Я не захотела огорчать бедную женщину и бросила карточку в Екатерининский канал.
Все равно там рыба дохнет.
* * *
Часто приходится встречать людей бледных, расстроенных, страдающих странным недугом. Они робко спрашивают у знакомых, не кривое ли у них лицо? Не косит ли глаз? Не перегнулся ли нос через верхнюю губу? И на отрицательный ответ недоверчиво и безнадежно отмахиваются рукой.
Их жалеют и им удивляются.
Но я не удивляюсь. Я знаю, в чем дело. Знают также и те, кто перемигивается по ночам высоко под крышами, под самым черным небом.
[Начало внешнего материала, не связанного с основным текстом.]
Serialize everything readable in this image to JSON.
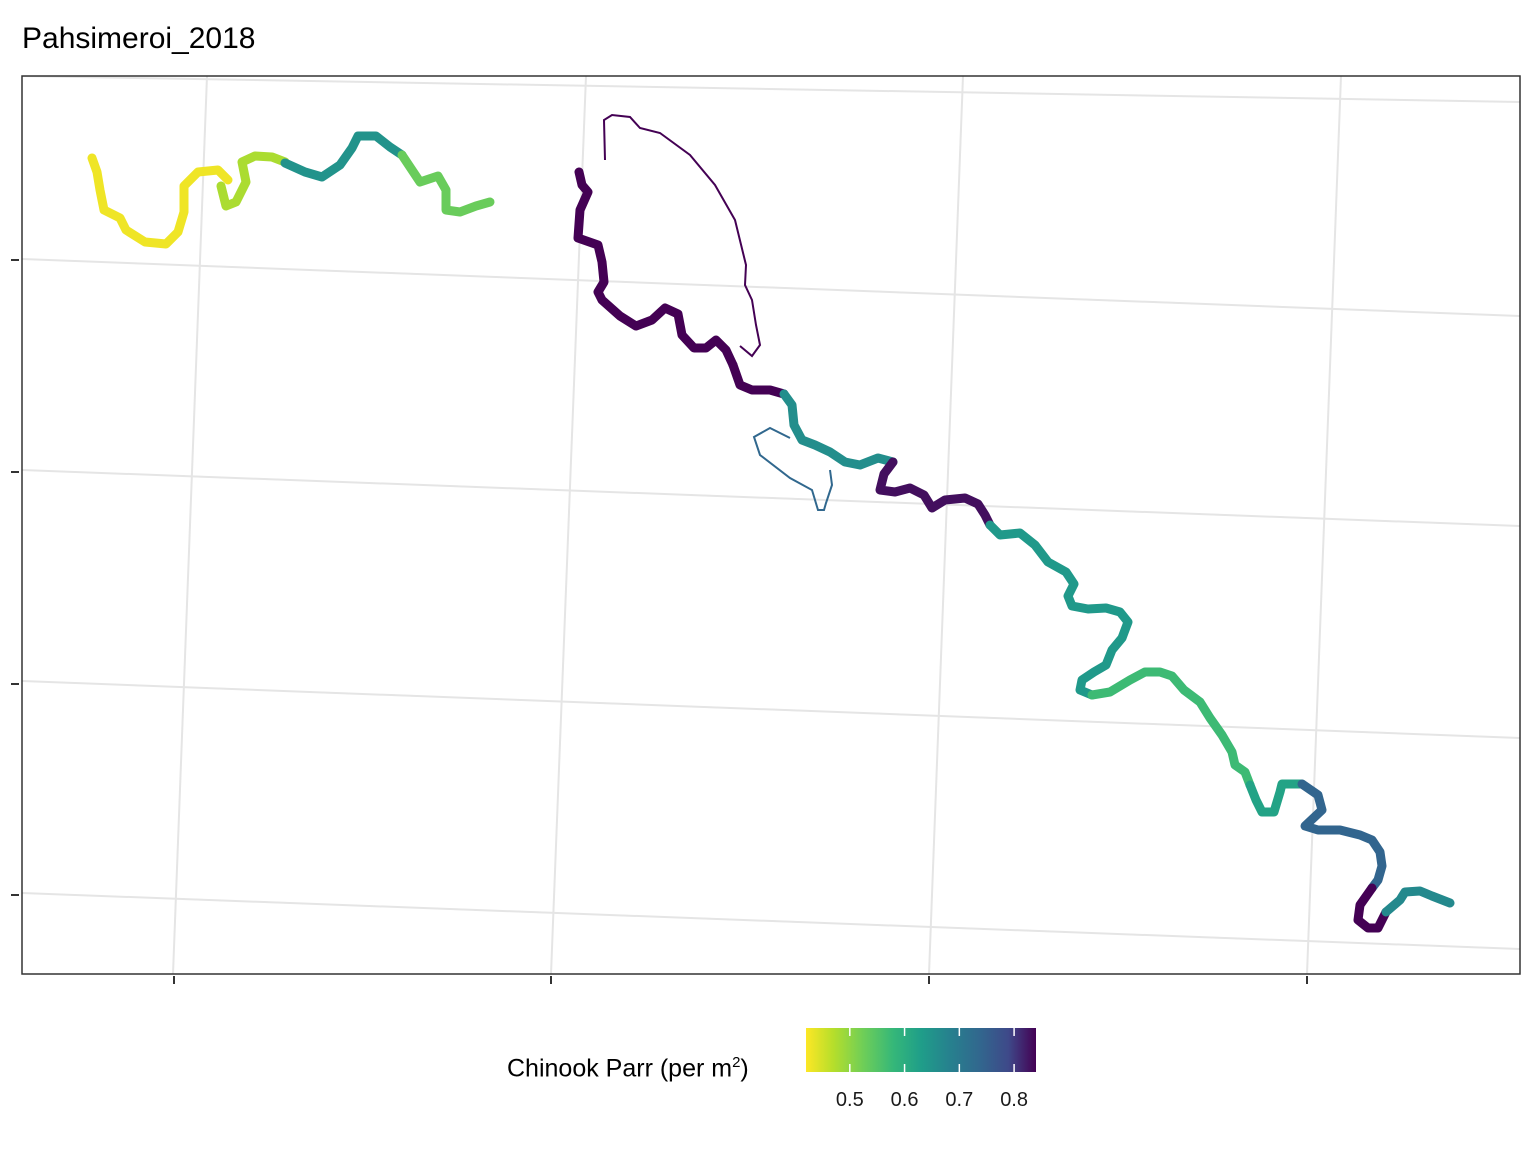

Они начинают петь с шести утра. Из окна моей комнаты я могу видеть прачечную, где они работают, и вылетающие из дверей клубы белого пара, словно пронизанного стальными вибрирующими нитями, их звонкими и глухими, резкими и тягучими разнообразно-ужасными голосами.
От голосов этих нельзя ни укрыться, ни спастись. Они найдут и разыщут вас всюду, они прервут ваш сон, оторвут ваше внимание от работы, от интересной книги и, незримым тонким крючком подцепив вашу протестующую и негодующую душу, потянут ее в царство пошлости, из которой рождены.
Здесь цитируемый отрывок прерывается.